The city's population increased from 80,000 in 1940 to 158,000 in 1961. An earthquake in 1958 and a drought in the Altiplano caused a rise in migration, urbanization, and peripheral city growth (suburbs and shantytowns) that continues to this day. The rearrangement and improvement of urban space after the earthquakes also helped cause Arequipa's population to grow twofold in a decade. The population increased from 158,000 in 1961 to 309,000 in 1972 to almost 500,000 in 1983. Urban development of previously rural areas incorporated subsistence farming into the urban way of life.

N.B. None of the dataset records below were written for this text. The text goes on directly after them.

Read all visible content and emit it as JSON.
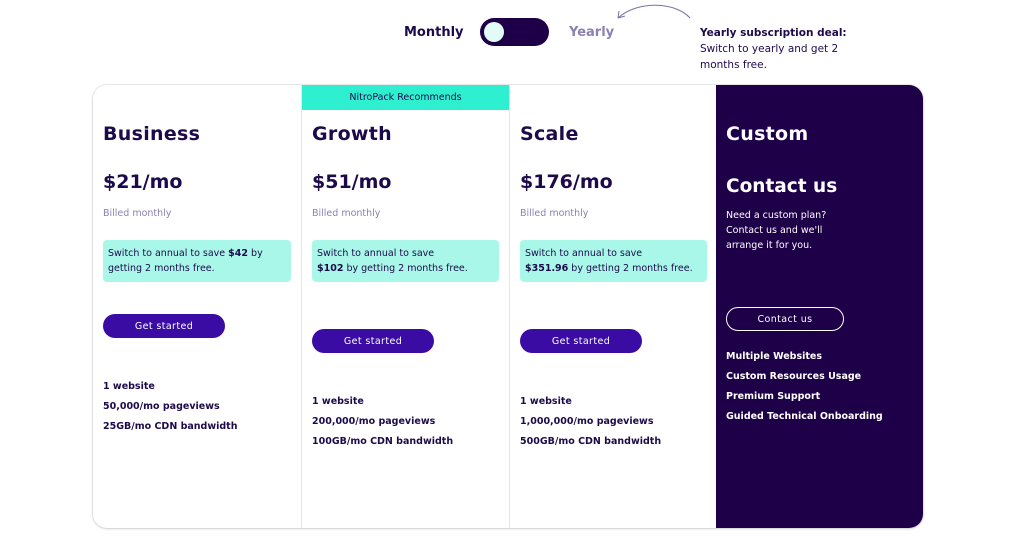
{
  "billing_toggle": {
    "monthly_label": "Monthly",
    "yearly_label": "Yearly",
    "selected": "Monthly"
  },
  "deal": {
    "title": "Yearly subscription deal:",
    "text": "Switch to yearly and get 2 months free."
  },
  "colors": {
    "dark_purple": "#1d0048",
    "button_purple": "#3a0ca3",
    "teal_banner": "#2ef0d0",
    "savings_bg": "#a9f7e9",
    "muted_text": "#8d80b3"
  },
  "plans": [
    {
      "name": "Business",
      "price": "$21/mo",
      "billing": "Billed monthly",
      "savings_prefix": "Switch to annual to save ",
      "savings_amount": "$42",
      "savings_suffix": " by getting 2 months free.",
      "cta": "Get started",
      "features": [
        "1 website",
        "50,000/mo pageviews",
        "25GB/mo CDN bandwidth"
      ]
    },
    {
      "name": "Growth",
      "badge": "NitroPack Recommends",
      "price": "$51/mo",
      "billing": "Billed monthly",
      "savings_prefix": "Switch to annual to save ",
      "savings_amount": "$102",
      "savings_suffix": " by getting 2 months free.",
      "cta": "Get started",
      "features": [
        "1 website",
        "200,000/mo pageviews",
        "100GB/mo CDN bandwidth"
      ]
    },
    {
      "name": "Scale",
      "price": "$176/mo",
      "billing": "Billed monthly",
      "savings_prefix": "Switch to annual to save ",
      "savings_amount": "$351.96",
      "savings_suffix": " by getting 2 months free.",
      "cta": "Get started",
      "features": [
        "1 website",
        "1,000,000/mo pageviews",
        "500GB/mo CDN bandwidth"
      ]
    },
    {
      "name": "Custom",
      "heading": "Contact us",
      "description": "Need a custom plan? Contact us and we'll arrange it for you.",
      "cta": "Contact us",
      "features": [
        "Multiple Websites",
        "Custom Resources Usage",
        "Premium Support",
        "Guided Technical Onboarding"
      ]
    }
  ]
}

Evolution of the population of Arequipa in the period between 1796 and 2017

Sources: Population Census 1804 (Gil de Toboada) Viceroyalty of Peru in 1812, Census of inhabitants of Peru (1876), Census of the City of Arequipa in 1917 INEI, INEI 2012 population estimate

Economy 
74.2% of the Department of Arequipa's GDP is generated by the city of Arequipa, according to studies by the National University of San Agustin. The Department of Arequipa's GDP is the second highest in Peru, after that of the Department of Lima. From 2003 to 2008, Arequipa was the "city with the greatest economic growth in Latin America" with a 66.1% increase in GDP per capita, according to a 2009 report of "America Economia".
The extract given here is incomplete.